Thank you for reminding me of this.
Some links and quotes. Sometimes references are useful.

The American Civil Liberties Union filed the case on behalf of five former prisoners who say they were tortured in captivity
To this date, not a single victim of the Bush administration’s torture program has had his day in court.
If this decision stands, the United States will have closed its courts to torture victims while providing complete immunity to their torturers.

documents contained far greater detail of Anglo-American misconduct – details that presumably corroborated Binyam's claims of torture.

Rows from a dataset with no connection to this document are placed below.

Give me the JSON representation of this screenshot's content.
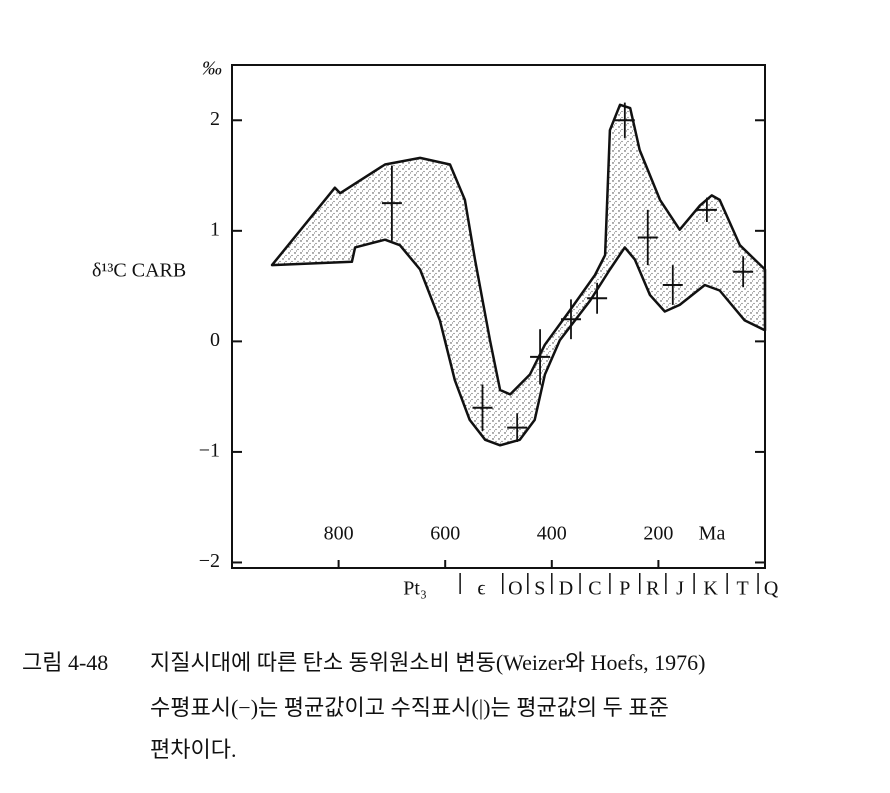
{
  "chart_data": {
    "type": "band",
    "y_unit": "‰",
    "y_label": "δ¹³C CARB",
    "x_label": "Ma",
    "xlim": [
      1000,
      0
    ],
    "xticks": [
      800,
      600,
      400,
      200
    ],
    "ylim": [
      -2.05,
      2.5
    ],
    "yticks": [
      {
        "value": -2,
        "label": "−2"
      },
      {
        "value": -1,
        "label": "−1"
      },
      0,
      1,
      2
    ],
    "band": {
      "x": [
        925,
        807,
        797,
        713,
        647,
        591,
        563,
        544,
        516,
        497,
        478,
        441,
        413,
        366,
        319,
        300,
        291,
        272,
        253,
        235,
        197,
        160,
        122,
        100,
        85,
        47,
        0,
        0,
        38,
        85,
        113,
        160,
        188,
        216,
        244,
        263,
        291,
        328,
        385,
        413,
        432,
        460,
        497,
        525,
        554,
        582,
        610,
        647,
        685,
        713,
        769,
        775
      ],
      "y": [
        0.69,
        1.39,
        1.34,
        1.6,
        1.66,
        1.6,
        1.28,
        0.74,
        0.01,
        -0.44,
        -0.48,
        -0.3,
        -0.03,
        0.28,
        0.6,
        0.78,
        1.91,
        2.14,
        2.11,
        1.73,
        1.28,
        1.01,
        1.23,
        1.32,
        1.28,
        0.87,
        0.65,
        0.1,
        0.19,
        0.46,
        0.51,
        0.33,
        0.27,
        0.42,
        0.74,
        0.85,
        0.65,
        0.37,
        0.01,
        -0.3,
        -0.71,
        -0.89,
        -0.94,
        -0.89,
        -0.71,
        -0.35,
        0.19,
        0.65,
        0.87,
        0.92,
        0.85,
        0.72
      ]
    },
    "means": {
      "x": [
        700,
        530,
        465,
        422,
        364,
        315,
        263,
        220,
        173,
        109,
        41
      ],
      "values": [
        1.25,
        -0.6,
        -0.78,
        -0.14,
        0.2,
        0.39,
        2.0,
        0.94,
        0.51,
        1.19,
        0.63
      ],
      "errors": [
        0.34,
        0.21,
        0.13,
        0.25,
        0.18,
        0.14,
        0.16,
        0.25,
        0.18,
        0.11,
        0.14
      ]
    },
    "periods": {
      "labels": [
        "Pt₃",
        "ϵ",
        "O",
        "S",
        "D",
        "C",
        "P",
        "R",
        "J",
        "K",
        "T",
        "Q"
      ],
      "boundaries": [
        572,
        492,
        445,
        400,
        347,
        291,
        235,
        186,
        133,
        71,
        13
      ]
    },
    "caption": {
      "label": "그림 4-48",
      "lines": [
        "지질시대에 따른 탄소 동위원소비 변동(Weizer와 Hoefs, 1976)",
        "수평표시(−)는 평균값이고 수직표시(|)는 평균값의 두 표준",
        "편차이다."
      ]
    }
  }
}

Rather than hold a trial on these issues, the US shipped him back to Britain; rather than risk further embarrassing disclosures, the UK government settled Binyam's civil claim for damages.

Cobain and I once shared the comfortable notion that Britain stood above the nastiness of torture. Cobain's book demonstrates how naive we were.

http://www.nytimes.com/2010/09/09/us/09secrets.html
http://www.theguardian.com/world/2010/sep/09/us-court-binyam-mohamed-torture
http://www.theguardian.com/world/binyam-mohamed
http://www.theguardian.com/books/2012/nov/23/cruel-britannia-ian-cobain-review

Malinda Words said...

Thanks for the links. There's so much to learn, still.